Data-Driven is a Team Sport

The biggest obstacles to creating data-driven businesses aren’t technical; they’re cultural.

Being data-driven is not about data, it’s about business. So, it makes all sense that is should be business leading the process.

One of the biggest obstacles for successful digital transformation processes is the lack of involvement from the business.

The preconception that data initiatives should be in the hand of data people is still prevalent in most organizations, everyone else tends to be seen as part of the problem never the solution, either because they’re not up to date, unprepared to handle data or even resisting to any changes.

Experience tells us exactly the opposite.

Most people are fully aware of the importance of data, and more importantly how data impacts their daily activities and processes, and how it impacts business.

The shift of mindset must first start on the management teams that need to start seeing people on the business side as a critical element in their data strategy.

Asking people on the business side where they the opportunities to use data to improve their processes and work has usually a beneficial effect by identifying critical pain points where data can make the difference. Starting with business areas than can clearly identify and measure the business impact of bad data on their processes - In every organization the opportunities to identify these cases are abundant. Across all the business areas there are pain points related with the quality of data and identifying them is not a challenge.

New sales reports are unreliable? Loan yield vs. risk rating indicators are inaccurate? AML processes are returning too much false positives? Customer segmentation is imprecise? Customer satisfaction scores are sketchy? All of these are probably data related issues, although sometimes they can be process related, but who better to identify them that people that have to handle these issues on a daily basis.

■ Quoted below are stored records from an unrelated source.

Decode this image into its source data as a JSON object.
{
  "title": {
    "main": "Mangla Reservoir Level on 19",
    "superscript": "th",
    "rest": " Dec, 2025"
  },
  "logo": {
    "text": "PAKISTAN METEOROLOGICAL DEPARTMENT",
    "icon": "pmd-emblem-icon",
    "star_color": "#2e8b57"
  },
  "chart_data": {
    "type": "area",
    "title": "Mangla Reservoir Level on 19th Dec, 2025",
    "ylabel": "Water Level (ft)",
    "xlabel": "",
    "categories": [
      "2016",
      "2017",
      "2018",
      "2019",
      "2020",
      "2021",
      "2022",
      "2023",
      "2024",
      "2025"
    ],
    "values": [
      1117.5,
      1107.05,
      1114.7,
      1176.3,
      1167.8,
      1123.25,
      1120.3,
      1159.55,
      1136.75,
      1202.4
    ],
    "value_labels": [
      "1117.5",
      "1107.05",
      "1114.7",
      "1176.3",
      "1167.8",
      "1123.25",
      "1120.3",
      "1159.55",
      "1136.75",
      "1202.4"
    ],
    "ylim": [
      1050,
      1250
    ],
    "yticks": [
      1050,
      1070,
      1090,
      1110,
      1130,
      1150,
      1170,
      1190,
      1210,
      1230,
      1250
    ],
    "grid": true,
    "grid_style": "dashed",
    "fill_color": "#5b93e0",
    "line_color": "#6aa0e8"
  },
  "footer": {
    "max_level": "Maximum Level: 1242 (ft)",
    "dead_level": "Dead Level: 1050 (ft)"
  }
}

As data teams thrive to gain their space and visibility within organizations, some of the resistance ends up coming from their side, generating a tendency to exclude everyone outside the “data space” from their initiatives. Shifting this approach to building the business cases with those willing to defend it. – Those who feel those impacts directly. Once a critical pain point is identified, you’ll have a business stakeholder that can passionately and effectively articulate the impacts of poor data quality in their processes and that will be eager to defend the project.

It is simple enough to describe how to inject data into a decision-making process. It is far harder to make this normal, even automatic, for employees — a shift in mindset that presents the true challenge.

Developing a robust data-driven business strategy, and simultaneously a business-driven data strategy that involves everyone in the organization - business leaders must adopt a strategic approach and fully commit to realizing the value of their data assets and to generate business value.

Project graveyards are cluttered with failed data initiatives that did not deliver clear ROI. With a strong leadership and business focus, data initiatives will pay for themselves by adding real ROI to business initiatives.

In a data-driven economy, CEOs and executive leadership must promote the organizations’ data strategy into the business and out of the technology context, as any other corporate asset data’s purpose is to create business value, so any data strategy must be oriented towards the organization's strategic priorities and key business objectives.

Those business objectives must drive the development of the data strategy, focusing on use cases that support business objectives, creating traction and increasing the awareness across the organization and will end-up acting as the motor from within the organization for a successful transformation.

Data must be understood as a fundamental part of business, not a set of technological projects. The development of the data strategy cannot depend on the limited resources and throughput of the data teams.

Business users must be enabled to a data driven approach where they can improve and control the quality of data and address and mitigate problems.